2005年07月07日(木) |
「ミリオン・ダラー・ベイビー」 |
期待度 ★★★★☆ 満足度 ★★☆☆☆
けっして悪い映画ではないと思います。きっといい映画なんだろうけれど、どうもクリント・イーストウッドの美意識とは肌が合わないみたいです。価値観じゃなくて、美意識。 ラストが気に入らないわけじゃない。でも、そのラストに至る過程というかがすっきりしないというか。描き方に違和感を感じるというか。これはもう、彼とは美意識が合わないとしか言いようがないと思います。 このずれに対して異質感を感じてしまって、映画のストーリーそのもの感動できませんでした。 「モ・クシュラ」の種明かしもあそこまで引き延ばすか? あんなタイミングで言うか? 見ている人の大抵はもっと前の段階でおおよその意味を悟っているだろうに。 悪くはないと思うけれど、たぶん、いいのだろうけれど、どうもすっきりしない。 あなたの苦悩はわかるけれど、苦悩しているのはあなただけじゃないでしょ? そう言いたくなってしまう。モーガン・フリーマンという「他にも苦悩を知っている者」を出していやみ感を和らげているというあたりも、あからさますぎな感があってまんじりとしない。
ただ、「さあ、俺の美意識に酔いしれな」的な感じはなく、とても誠実に描こうとしているように感じられて、合わないながらも好感度は高かったです。で、★2つがついております。

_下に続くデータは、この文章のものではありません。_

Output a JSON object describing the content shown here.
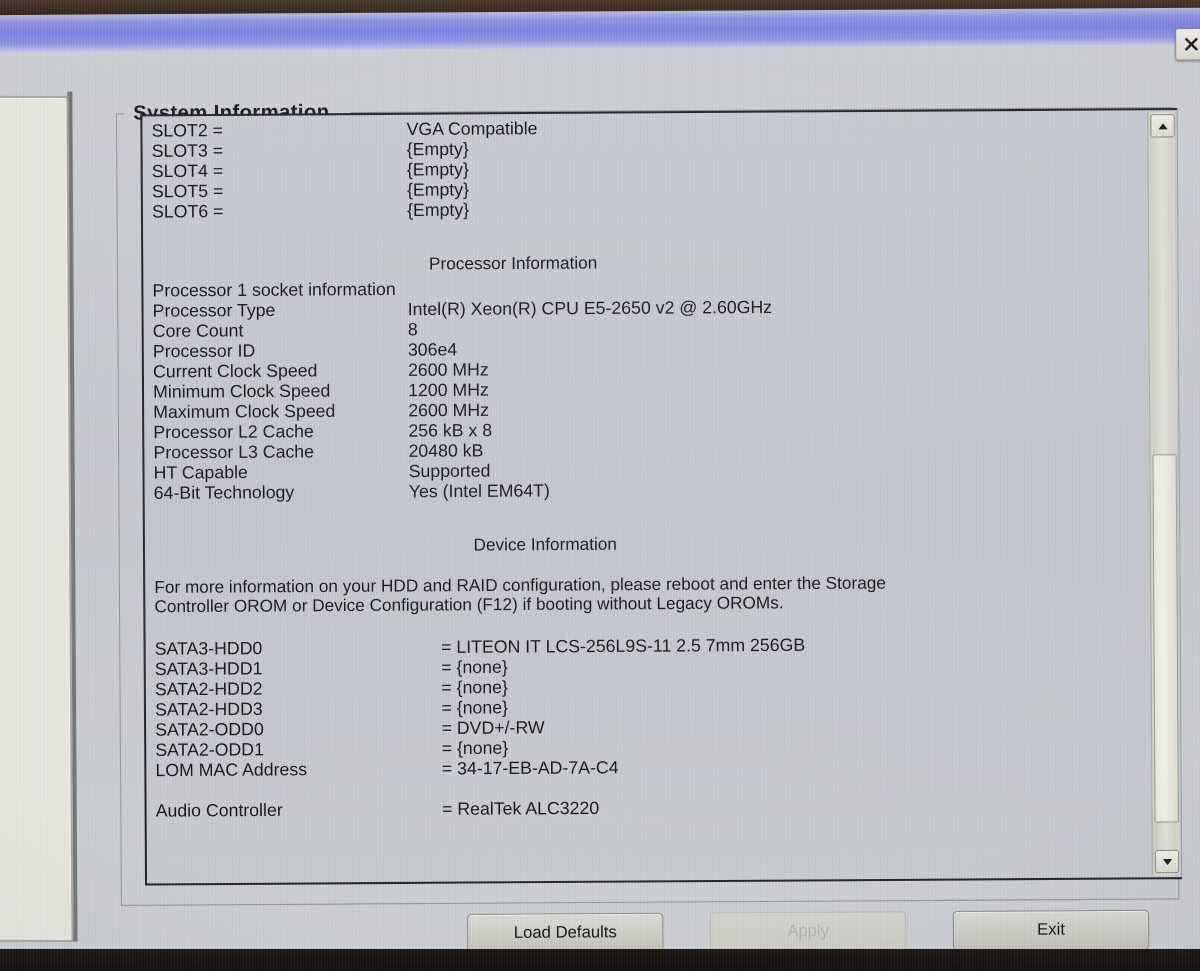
{
  "window": {
    "close_icon": "close-icon"
  },
  "groupbox": {
    "title": "System Information"
  },
  "slots": {
    "rows": [
      {
        "label": "SLOT2 =",
        "value": "VGA Compatible"
      },
      {
        "label": "SLOT3 =",
        "value": "{Empty}"
      },
      {
        "label": "SLOT4 =",
        "value": "{Empty}"
      },
      {
        "label": "SLOT5 =",
        "value": "{Empty}"
      },
      {
        "label": "SLOT6 =",
        "value": "{Empty}"
      }
    ]
  },
  "processor": {
    "heading": "Processor Information",
    "socket_line": "Processor 1 socket information",
    "rows": [
      {
        "label": "Processor Type",
        "value": "Intel(R) Xeon(R) CPU E5-2650 v2 @ 2.60GHz"
      },
      {
        "label": "Core Count",
        "value": "8"
      },
      {
        "label": "Processor ID",
        "value": "306e4"
      },
      {
        "label": "Current Clock Speed",
        "value": "2600 MHz"
      },
      {
        "label": "Minimum Clock Speed",
        "value": "1200 MHz"
      },
      {
        "label": "Maximum Clock Speed",
        "value": "2600 MHz"
      },
      {
        "label": "Processor L2 Cache",
        "value": "256 kB x 8"
      },
      {
        "label": "Processor L3 Cache",
        "value": "20480 kB"
      },
      {
        "label": "HT Capable",
        "value": "Supported"
      },
      {
        "label": "64-Bit Technology",
        "value": "Yes (Intel EM64T)"
      }
    ]
  },
  "device": {
    "heading": "Device Information",
    "note_line1": "For more information on your HDD and RAID configuration, please reboot and enter the Storage",
    "note_line2": "Controller OROM or Device Configuration (F12) if booting without Legacy OROMs.",
    "rows": [
      {
        "label": "SATA3-HDD0",
        "value": "= LITEON IT LCS-256L9S-11 2.5 7mm 256GB"
      },
      {
        "label": "SATA3-HDD1",
        "value": "= {none}"
      },
      {
        "label": "SATA2-HDD2",
        "value": "= {none}"
      },
      {
        "label": "SATA2-HDD3",
        "value": "= {none}"
      },
      {
        "label": "SATA2-ODD0",
        "value": "= DVD+/-RW"
      },
      {
        "label": "SATA2-ODD1",
        "value": "= {none}"
      },
      {
        "label": "LOM MAC Address",
        "value": "= 34-17-EB-AD-7A-C4"
      }
    ],
    "audio": {
      "label": "Audio Controller",
      "value": "= RealTek ALC3220"
    }
  },
  "scrollbar": {
    "up_icon": "scroll-up-arrow-icon",
    "down_icon": "scroll-down-arrow-icon"
  },
  "buttons": {
    "load_defaults": "Load Defaults",
    "apply": "Apply",
    "exit": "Exit"
  },
  "colors": {
    "titlebar_accent": "#7f84e0",
    "dialog_bg": "#c9ccd2",
    "panel_bg": "#c5c9cf",
    "text": "#15161a",
    "disabled_text": "#b5b5ae",
    "bezel": "#3a2d24"
  }
}
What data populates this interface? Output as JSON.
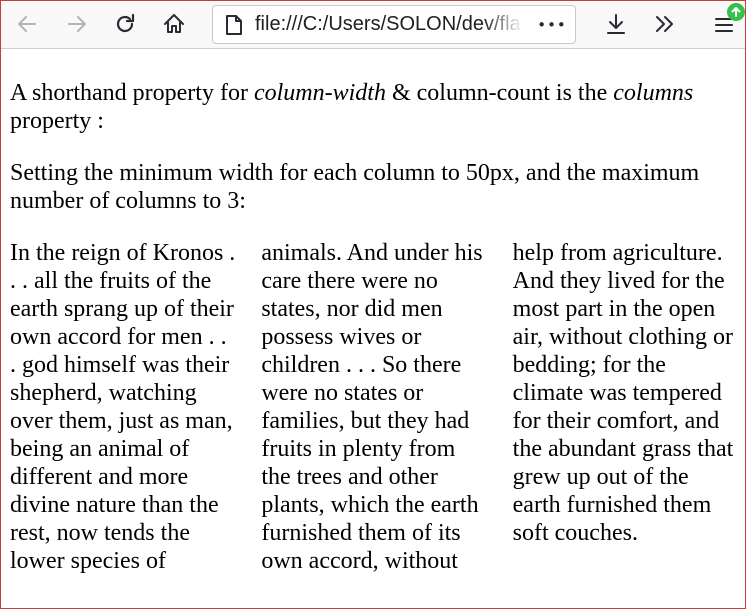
{
  "browser": {
    "url_main": "file:///C:/Users/SOLON/dev/fla",
    "page_actions_label": "•••",
    "icons": {
      "back": "arrow-left-icon",
      "forward": "arrow-right-icon",
      "reload": "reload-icon",
      "home": "home-icon",
      "page": "page-icon",
      "download": "download-icon",
      "overflow": "double-chevron-icon",
      "menu": "hamburger-menu-icon",
      "update": "update-arrow-icon"
    },
    "colors": {
      "update_badge": "#34c14b",
      "window_border": "#cf3b3b"
    }
  },
  "content": {
    "para1": {
      "t1": "A shorthand property for ",
      "em1": "column-width",
      "t2": " & column-count is the ",
      "em2": "columns",
      "t3": " property :"
    },
    "para2": "Setting the minimum width for each column to 50px, and the maximum number of columns to 3:",
    "columns_text": "In the reign of Kronos . . . all the fruits of the earth sprang up of their own accord for men . . . god himself was their shepherd, watching over them, just as man, being an animal of different and more divine nature than the rest, now tends the lower species of animals. And under his care there were no states, nor did men possess wives or children . . . So there were no states or families, but they had fruits in plenty from the trees and other plants, which the earth furnished them of its own accord, without help from agriculture. And they lived for the most part in the open air, without clothing or bedding; for the climate was tempered for their comfort, and the abundant grass that grew up out of the earth furnished them soft couches."
  }
}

いろいろと苦労を重ねて成功をつかむ話だと思っていましたが、前半のあまりの調子のよさにこれは違うと気が付きました。 あのタイトル戦、いやだったのよね。絶対なにかあるってわかるから(こういうあからさまなところも、すっきりしないんだけど)。 そうそう、あのチャンピオン、本物のボクサーさんなんですってね。あの目つき、本気で怖かった。試合の前に相手にのまれちゃいけない、そう自分に言い聞かせても(って、あんたが戦うわけじゃないでしょ? 笑)、逃げ出したいほど怖かったです。いやぁ、すごいね。でも、スクリーンの相手に飲まれたことは正直くやしい。もっと修行をせねば、、、
わたしはもっと素直なら、感動できた映画だったと思います。 ボクシングが好きではないというところも大きいかも。
そういえば「ミスティック・リバー」もクリント・イーストウッドか……やっぱり、合わないかも。